Então reflita novamente e responda: Estamos sendo ensinados a observar esses importantes preceitos acima mencionados, que à semelhança do dízimo, existiram antes da lei e foram a ela incorporados e eram observados nos tempos do Novo Testamento? [ ] Sim [ ] Não.
Por que será que somente o dízimo é ensinado e com tanta ênfase, com promessas e maldições? (Conheço as poucas exceções). Não parece ser um ensino enganoso, muito bem montado sobre a verdade, tendencioso e muito vantajoso para o doutrinador? [ ] Sim [ ] Não.
É por isso que eu digo: É o engano cavalgando a verdade.

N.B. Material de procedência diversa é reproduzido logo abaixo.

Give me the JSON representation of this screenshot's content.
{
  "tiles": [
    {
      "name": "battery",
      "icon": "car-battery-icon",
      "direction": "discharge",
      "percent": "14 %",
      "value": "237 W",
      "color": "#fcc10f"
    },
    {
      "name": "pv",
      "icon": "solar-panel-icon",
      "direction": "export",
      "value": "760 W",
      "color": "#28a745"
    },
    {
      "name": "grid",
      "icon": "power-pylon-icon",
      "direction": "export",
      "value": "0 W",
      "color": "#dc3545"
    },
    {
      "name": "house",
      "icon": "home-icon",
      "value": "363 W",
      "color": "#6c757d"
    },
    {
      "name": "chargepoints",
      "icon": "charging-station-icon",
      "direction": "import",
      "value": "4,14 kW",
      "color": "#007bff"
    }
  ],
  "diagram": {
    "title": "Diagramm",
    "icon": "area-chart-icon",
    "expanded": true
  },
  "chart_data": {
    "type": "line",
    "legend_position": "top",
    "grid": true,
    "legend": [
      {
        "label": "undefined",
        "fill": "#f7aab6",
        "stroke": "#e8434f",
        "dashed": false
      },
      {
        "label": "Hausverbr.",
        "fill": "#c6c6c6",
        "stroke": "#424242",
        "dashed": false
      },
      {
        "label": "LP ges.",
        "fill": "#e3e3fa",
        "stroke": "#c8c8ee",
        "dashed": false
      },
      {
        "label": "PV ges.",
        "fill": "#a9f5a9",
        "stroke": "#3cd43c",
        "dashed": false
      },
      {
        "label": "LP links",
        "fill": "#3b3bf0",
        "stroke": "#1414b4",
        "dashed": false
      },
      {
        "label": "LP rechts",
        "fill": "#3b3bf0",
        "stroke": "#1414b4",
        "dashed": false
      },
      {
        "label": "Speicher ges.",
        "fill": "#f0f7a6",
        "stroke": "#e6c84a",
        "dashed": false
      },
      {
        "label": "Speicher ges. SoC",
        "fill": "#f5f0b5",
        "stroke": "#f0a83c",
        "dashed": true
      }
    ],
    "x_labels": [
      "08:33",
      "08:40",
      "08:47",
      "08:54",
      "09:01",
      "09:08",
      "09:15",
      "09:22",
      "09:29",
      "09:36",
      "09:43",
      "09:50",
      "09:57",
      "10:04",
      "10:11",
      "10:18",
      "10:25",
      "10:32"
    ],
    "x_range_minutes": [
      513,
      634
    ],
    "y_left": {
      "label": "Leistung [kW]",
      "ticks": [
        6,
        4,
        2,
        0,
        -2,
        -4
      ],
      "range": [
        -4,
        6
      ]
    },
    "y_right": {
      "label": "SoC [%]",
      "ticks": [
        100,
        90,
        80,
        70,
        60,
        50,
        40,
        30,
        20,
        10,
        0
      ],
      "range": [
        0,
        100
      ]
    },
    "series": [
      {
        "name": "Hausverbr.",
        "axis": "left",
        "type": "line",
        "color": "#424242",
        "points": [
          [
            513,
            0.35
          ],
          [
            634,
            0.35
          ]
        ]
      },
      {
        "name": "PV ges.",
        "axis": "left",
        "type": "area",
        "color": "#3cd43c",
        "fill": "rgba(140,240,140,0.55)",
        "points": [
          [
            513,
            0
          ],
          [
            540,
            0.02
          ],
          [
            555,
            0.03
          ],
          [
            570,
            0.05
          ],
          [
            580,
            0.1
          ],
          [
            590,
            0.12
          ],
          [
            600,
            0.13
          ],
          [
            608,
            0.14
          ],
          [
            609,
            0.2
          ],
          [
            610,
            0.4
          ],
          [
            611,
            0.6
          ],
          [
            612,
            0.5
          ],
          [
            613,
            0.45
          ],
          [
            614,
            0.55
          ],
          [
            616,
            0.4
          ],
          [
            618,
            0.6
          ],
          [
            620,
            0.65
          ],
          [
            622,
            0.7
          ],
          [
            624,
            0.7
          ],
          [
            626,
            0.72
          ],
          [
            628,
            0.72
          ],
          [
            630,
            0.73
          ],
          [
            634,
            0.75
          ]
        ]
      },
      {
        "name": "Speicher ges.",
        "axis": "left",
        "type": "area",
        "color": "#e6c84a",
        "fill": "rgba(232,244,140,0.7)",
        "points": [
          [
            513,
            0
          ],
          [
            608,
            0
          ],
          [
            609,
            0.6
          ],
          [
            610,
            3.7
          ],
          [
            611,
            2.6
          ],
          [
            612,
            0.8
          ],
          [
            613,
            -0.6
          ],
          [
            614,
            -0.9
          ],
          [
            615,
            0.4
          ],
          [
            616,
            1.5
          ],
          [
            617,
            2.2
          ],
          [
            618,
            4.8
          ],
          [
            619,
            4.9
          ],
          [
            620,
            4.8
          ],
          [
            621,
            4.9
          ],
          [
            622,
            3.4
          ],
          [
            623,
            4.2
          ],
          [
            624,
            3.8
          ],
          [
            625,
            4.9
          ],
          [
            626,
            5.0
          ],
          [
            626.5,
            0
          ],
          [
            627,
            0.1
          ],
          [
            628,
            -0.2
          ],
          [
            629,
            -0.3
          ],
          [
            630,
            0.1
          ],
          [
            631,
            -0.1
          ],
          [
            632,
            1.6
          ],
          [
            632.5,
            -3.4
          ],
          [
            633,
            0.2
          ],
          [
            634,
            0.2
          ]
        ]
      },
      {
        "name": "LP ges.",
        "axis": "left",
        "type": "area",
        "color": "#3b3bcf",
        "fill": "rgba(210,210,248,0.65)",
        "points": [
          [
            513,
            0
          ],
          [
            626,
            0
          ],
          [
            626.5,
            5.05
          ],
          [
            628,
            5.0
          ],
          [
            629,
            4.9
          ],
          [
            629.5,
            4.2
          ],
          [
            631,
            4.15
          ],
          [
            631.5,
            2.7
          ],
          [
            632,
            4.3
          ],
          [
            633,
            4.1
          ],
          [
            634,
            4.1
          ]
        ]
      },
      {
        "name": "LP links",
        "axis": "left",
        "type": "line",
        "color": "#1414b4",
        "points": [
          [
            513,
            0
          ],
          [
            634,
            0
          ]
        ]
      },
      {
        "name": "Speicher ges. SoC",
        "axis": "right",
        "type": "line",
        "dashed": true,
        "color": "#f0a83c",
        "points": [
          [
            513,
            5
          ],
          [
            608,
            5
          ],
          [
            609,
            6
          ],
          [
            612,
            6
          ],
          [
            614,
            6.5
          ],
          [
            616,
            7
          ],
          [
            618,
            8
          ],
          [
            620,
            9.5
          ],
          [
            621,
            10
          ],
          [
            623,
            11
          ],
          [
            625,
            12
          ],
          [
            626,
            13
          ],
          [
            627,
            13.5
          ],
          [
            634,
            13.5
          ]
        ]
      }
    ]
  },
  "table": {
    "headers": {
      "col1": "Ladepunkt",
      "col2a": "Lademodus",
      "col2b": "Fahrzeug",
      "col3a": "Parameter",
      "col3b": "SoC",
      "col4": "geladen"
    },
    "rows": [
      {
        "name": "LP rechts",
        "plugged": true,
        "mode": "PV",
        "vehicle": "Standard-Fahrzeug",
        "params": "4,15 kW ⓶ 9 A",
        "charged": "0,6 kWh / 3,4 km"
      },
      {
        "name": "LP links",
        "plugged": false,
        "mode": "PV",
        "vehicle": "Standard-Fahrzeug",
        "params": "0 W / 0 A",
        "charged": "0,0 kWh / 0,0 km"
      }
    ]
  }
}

Tome tento, leitor! Nem tudo o que foi ordenado ou ensinado na Bíblia, os cristãos praticam, ou são ensinados a praticar. Quer ver? Se você tem um filho contumaz e rebelde, que não obedece ao pai nem à mãe, e mesmo quando castigado não dá ouvidos a seus pais, o que fazer com ele, segundo o que está ordenado na Bíblia? Deuteronômio 21 prescreve direitinho o que se devia fazer com ele! Leia o texto com bastante atenção, e descubra por si mesmo. E o que você pensa disto?: Se o teu olho direito te faz tropeçar, arranca-o e lança-o de ti..., Se tua mão direita te faz tropeçar, corta-a e lança-a de ti... Conheço muita gente que anda tropeçando (inclusive pregadores do dízimo), mas ainda não vi ninguém que tenha arrancado o olho direito ou a mão direita por causa desse conselho do Senhor Jesus! No Novo Testamento, Tiago dá instruções detalhadas sobre algumas providências que o cristão deveria tomar diante de certas circunstâncias: Está alguém entre vós sofrendo? Faça oração. Está alguém alegre? Cante louvores. Está alguém entre vós doente? Chame os presbíteros da igreja, e estes façam oração sobre ele, ungindo-o com óleo em nome do Senhor [Tiago 5]. (Não seria esse o Plano de Saúde dos cristãos, que deveria ser mantido pela fé?). Não parece ser esse o ensino ou a prática da igreja em geral. Talvez as duas primeiras providências tenham merecido alguma atenção. Mas a última tem sido sistematicamente desprezada. Nesse caso, pelo menos, não se toma a Bíblia como palavra de Deus! Quem sabe por isso muitas igrejas já nem elegem ou constituem presbíteros, como era costume no início do cristianismo [Atos 14, Tito 1]? O presbítero se tornou uma figura dispensável. Ou será porque já não estão encontrando homens com as qualidades de um presbítero dos primeiros dias da Igreja? Mas alguém pode argumentar: Os pastores e os bispos ocupam o lugar dos presbíteros. Que seja. Então porque não são chamados para aquele mister; e, quando chamados, não se obtém o resultado buscado de cura, como está dito na epístola de Tiago? Alguma coisa deve estar errada! Precisamos reexaminar a nossa teologia, nossas doutrinas ou, quem sabe, a nossa fé!
Há algum tempo, formulei uma pergunta com base nessa orientação de Tiago, nos seguintes termos: Em que circunstância, uma pessoa (homem ou mulher), incrédula, ímpia e até blasfema substitui o presbítero?
Ninguém a quem eu fiz a pergunta atinou com a resposta. Ora, o que se vê hoje, é que se alguém da igreja está enfermo, a providência é chamar o médico (ou levar o enfermo a ele), seja ele reconhecidamente ateu, ímpio e até blasfemo, não importa; e não chamar os presbíteros da igreja, como recomenda Tiago. Viu como nessa circunstância essa pessoa incrédula, ímpia e até blasfema substituiu o presbítero?